My textbook, Introduction to Probability, Second Edition, by Blitzstein and Hwang, says the following:
Theorem 10.1.1 (Cauchy-Schwarz). For any r.v.s $X$ and $Y$ with finite variances,
$$|E(XY)| \le \sqrt{E(X^2)E(Y^2)}.$$
Proof. For any $t$,
$$0 \le E(Y – tX)^2 = E(Y^2) – 2tE(XY) + t^2E(X^2).$$
Where did $t$ come from? The idea is to introduce $t$ so that we have infinitely many inequalities, one for each value of $t$, and then we can use calculus to find the value of $t$ that gives us the best inequality. Differentiating the right-hand side with respect to $t$ and setting it equal to $0$, we get that $t = E(XY)/E(X^2)$ minimizes the right-hand side, resulting in the tightest bound. Plugging in this value of $t$ we have the Cauchy-Schwarz inequality.

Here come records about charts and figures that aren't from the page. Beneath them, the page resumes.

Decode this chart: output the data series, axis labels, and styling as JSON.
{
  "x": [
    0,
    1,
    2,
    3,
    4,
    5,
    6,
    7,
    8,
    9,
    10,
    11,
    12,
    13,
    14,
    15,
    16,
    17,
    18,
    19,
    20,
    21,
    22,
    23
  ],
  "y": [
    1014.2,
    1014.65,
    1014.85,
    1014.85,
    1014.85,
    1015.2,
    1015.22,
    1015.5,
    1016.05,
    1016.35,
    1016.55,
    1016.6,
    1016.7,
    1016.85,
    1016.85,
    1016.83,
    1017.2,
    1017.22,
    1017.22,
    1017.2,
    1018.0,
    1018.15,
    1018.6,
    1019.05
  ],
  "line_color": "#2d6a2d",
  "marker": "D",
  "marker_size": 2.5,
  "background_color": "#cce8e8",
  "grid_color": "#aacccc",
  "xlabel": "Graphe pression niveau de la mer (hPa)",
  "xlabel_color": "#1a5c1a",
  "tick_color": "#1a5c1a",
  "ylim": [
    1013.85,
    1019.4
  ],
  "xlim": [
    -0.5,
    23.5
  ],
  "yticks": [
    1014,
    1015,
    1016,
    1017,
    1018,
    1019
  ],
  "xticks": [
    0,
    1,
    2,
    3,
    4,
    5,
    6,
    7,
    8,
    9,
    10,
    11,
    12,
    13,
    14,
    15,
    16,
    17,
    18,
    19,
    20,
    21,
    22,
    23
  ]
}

I substituted $t = E(XY)/E(X^2)$ as follows:
$$0 \le E(Y^2) – 2\left[ \dfrac{E(XY)}{E(X^2)}\right]E(XY) + \left[ \dfrac{E(XY)}{E(X^2)} \right]^2 E(X^2)$$
$$\begin{align} E(Y^2) – 2\left[ \dfrac{E(XY)}{E(X^2)}\right]E(XY) + \left[ \dfrac{E(XY)}{E(X^2)} \right]^2 E(X^2) &= E(Y^2) – 2\dfrac{E(XY)^2}{E(X^2)} + \dfrac{E(XY)^2}{E(X^2)} \\ &= E(Y^2) – \dfrac{E(XY)}{E(X^2)} \end{align}$$
$$\Rightarrow E(XY) \le E(Y^2)E(X^2)$$
I'm confused as to why I didn't get $|E(XY)| \le \sqrt{E(X^2)E(Y^2)}$? Did I make an error that I missed?
I would greatly appreciate it if people would please take the time to clarify this.
Best Answer
In your penultimate step, $E(XY)^2$ was mistakenly replaced with $E(XY)$.